There are only 6 chunks so generating the computing graph should not be the bottleneck:

%%time 
coh.persist()

CPU times: user 117 ms, sys: 113 ms, total: 229 ms
Wall time: 223 ms

The time usage with Dask is 6 times of direct reading. It seems I read the whole data 6 times. I definitely not read the data smartly. Does anybody know how to speed it up?

Hi @kanglcn,

I’m not sure using Dask to read a Zarr file as a Numpy array in the end is the most optimized way for loading a file. I understand you want to read each chunk concurrently, but maybe Zarr is already doing it for you. Still, 6 times slower is weird.

Before trying to speed up, I would try to understand what happens with Dask by using a LocalCluster and looking at the Dashboard. Dask is maybe spending some times to serialize Numpy arrays from Worker/processes back to the main thread or Client.

I tried to monitor the CPU usage with htop but it turns out only one core is used for both approaches. I have no idea why.

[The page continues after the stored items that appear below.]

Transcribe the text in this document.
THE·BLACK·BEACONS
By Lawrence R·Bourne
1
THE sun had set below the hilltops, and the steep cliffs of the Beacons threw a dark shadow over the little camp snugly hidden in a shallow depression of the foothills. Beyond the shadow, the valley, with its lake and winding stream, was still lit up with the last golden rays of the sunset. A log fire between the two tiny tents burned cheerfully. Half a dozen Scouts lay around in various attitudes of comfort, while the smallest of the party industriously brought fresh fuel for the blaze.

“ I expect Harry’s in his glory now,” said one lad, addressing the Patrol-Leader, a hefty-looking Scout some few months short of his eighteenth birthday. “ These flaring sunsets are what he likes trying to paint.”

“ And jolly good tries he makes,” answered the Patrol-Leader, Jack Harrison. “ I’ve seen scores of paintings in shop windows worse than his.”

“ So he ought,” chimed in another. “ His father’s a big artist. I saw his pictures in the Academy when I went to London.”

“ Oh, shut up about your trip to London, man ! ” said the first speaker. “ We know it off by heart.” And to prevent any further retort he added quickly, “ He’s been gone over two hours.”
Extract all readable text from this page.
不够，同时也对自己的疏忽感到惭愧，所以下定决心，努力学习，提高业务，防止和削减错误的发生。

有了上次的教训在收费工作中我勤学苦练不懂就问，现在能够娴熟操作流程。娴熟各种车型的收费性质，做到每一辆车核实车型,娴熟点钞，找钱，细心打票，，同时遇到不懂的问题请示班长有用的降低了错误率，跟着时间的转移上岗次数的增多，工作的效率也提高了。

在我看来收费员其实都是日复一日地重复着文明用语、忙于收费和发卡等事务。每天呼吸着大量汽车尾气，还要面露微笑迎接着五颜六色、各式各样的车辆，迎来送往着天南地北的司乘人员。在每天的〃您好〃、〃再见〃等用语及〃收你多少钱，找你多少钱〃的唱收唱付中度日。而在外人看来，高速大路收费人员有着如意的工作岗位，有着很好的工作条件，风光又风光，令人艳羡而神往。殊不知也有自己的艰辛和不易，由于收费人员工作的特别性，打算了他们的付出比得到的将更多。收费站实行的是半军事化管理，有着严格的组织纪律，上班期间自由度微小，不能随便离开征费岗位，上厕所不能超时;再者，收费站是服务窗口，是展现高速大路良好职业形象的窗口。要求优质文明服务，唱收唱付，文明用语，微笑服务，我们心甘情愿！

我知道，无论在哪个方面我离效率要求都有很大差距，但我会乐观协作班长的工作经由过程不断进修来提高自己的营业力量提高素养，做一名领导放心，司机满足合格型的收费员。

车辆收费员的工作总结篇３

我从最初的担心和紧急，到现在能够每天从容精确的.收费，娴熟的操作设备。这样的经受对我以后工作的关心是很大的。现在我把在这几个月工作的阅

Reading a file is IO bound, it uses really a few CPU, so this is not a real surprise that your not viewing a lot of cpu usage. What we should ensure is that several IO operations occurs in parallel, either with threads or process.

Again, I would recommend you try to use a LocalCluster and see on the Dashboard what is happening.

Thanks for your suggestion! You are right. Dask spends much more time to transfer data data to the main thread. If replace compute() to persist(), the time cost is much shorter.

Just be careful with persist in case you don’t know, it’s a non blocking opération: persist will free your Python process, but there will be ongoing work in the background.

A good way to test data loading speed on a distributed cluster is to use an operation that is negligible in computational cost compared to IO like a mean on your array.